At the end of the day we made sure to leave enough time to pack up all the props, set and costume into the two cars we'd be taking to The Wardrobe Theatre tomorrow.
Day 4 - The Showcase
We started the day at the Wardrobe Theatre at 9:00 AM. We did a very fast get-in and sound check before Chris Collier arrived to help us with our lighting. He rigged some extra lights for the time machine, focussed some of the lights for Edgar's gig and plotted all the lighting cues into the desk. He worked at lightning speed so by 11:30 we started a tech run. We only stopped once to solve a problem and carried on. Jack Offord watched to see which moments we should pick out to film to make a trailer. We chose a list of 8 scenes to film before the lunch break. The actors absolutely nailed all the takes and we gave them a short lunch break before a warmup and the showcase. The audience arrived at 3:00 and I jumped up on stage beforehand to mention the nature of the showcase and to re-itterate that my narration, to fill in the missing parts of story, won't be part of the final show.
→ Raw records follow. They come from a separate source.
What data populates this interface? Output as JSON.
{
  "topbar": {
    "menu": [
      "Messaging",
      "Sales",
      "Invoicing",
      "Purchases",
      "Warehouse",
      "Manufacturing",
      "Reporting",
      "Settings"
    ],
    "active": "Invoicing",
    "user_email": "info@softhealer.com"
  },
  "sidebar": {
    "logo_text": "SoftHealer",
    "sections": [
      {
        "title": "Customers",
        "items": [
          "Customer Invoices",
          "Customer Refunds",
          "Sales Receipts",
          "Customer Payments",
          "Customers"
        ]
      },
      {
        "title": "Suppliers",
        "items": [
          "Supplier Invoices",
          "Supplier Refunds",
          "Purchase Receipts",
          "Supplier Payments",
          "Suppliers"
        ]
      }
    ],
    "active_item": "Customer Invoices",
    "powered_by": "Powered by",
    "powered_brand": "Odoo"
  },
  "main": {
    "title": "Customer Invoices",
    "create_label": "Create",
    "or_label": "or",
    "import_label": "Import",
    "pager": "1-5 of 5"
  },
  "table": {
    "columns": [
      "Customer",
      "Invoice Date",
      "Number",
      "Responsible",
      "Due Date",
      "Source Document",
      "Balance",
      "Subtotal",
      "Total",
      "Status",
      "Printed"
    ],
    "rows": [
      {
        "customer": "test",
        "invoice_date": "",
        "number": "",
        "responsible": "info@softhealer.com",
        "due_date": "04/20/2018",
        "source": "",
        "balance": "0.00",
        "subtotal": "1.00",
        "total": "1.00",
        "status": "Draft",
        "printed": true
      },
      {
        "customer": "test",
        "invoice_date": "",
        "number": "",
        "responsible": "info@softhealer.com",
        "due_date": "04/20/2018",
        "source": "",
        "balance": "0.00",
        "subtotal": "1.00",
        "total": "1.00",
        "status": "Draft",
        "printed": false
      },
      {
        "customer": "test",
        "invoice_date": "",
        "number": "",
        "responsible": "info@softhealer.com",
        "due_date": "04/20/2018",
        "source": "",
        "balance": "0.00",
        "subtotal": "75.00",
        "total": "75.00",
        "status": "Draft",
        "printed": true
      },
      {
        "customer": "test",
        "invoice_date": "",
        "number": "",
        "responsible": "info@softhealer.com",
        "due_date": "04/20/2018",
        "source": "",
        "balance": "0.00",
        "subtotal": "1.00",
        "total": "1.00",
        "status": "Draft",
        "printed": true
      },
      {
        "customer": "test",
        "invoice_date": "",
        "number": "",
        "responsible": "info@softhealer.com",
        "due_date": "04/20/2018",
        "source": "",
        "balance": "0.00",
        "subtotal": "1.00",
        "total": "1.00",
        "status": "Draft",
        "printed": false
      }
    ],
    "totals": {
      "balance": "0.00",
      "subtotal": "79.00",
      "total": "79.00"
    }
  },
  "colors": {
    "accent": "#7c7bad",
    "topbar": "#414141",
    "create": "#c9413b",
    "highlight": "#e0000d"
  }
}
The showcase went really well. Unusually, it was actually the best run we had ever done. The audience laughed, no one forgot their lines, the sound and lighting cues were smooth and the songs went well. It lasted just under an hour so when we actually perform the whole show it's looking like it might last about 70 minutes. This could be a problem if we take Then Again to any festivals, like Edinburgh Fringe, but we may be able to cut down some scenes and re-work some sections. After the showcase we invited the audience back for a Q and A session to gather feedback and to hear what people thought about the show as a whole. The discussion was productive and informative and we audio recorded the whole thing for future reference.
After packing everything back into the cars the whole cast sat down for a drink and a chat. We all collected what people thought and enjoyed the feeling of relief that it all went well.
Day 5 - What do we do next?
This final day came about accidentally, but was actually invaluable. We could only use the Wardrobe during the day on the Thursday for the showcase, which meant we had the Friday as a spare day which we figured we would use for a de-brief with the full company. It turned out this was the most fantastically useful day, full of reflections, insights, thoughts and plans. I'd highly recommend it to anyone making a show, give yourself a full day to digest the process, collate all the feedback and layout your vision for the future of the show.
As well as talking about the content of the show we also did some quick fire sketches of what we imagine the poster could look like. This will be helpful for the upcoming design session I'll be having with our graphic designer Harry Wright.
At the end of the day we said our final goodbyes and took the last photo for our daily tweets. It's not all sad though because we know that we'll be finishing off the show together at some point soon.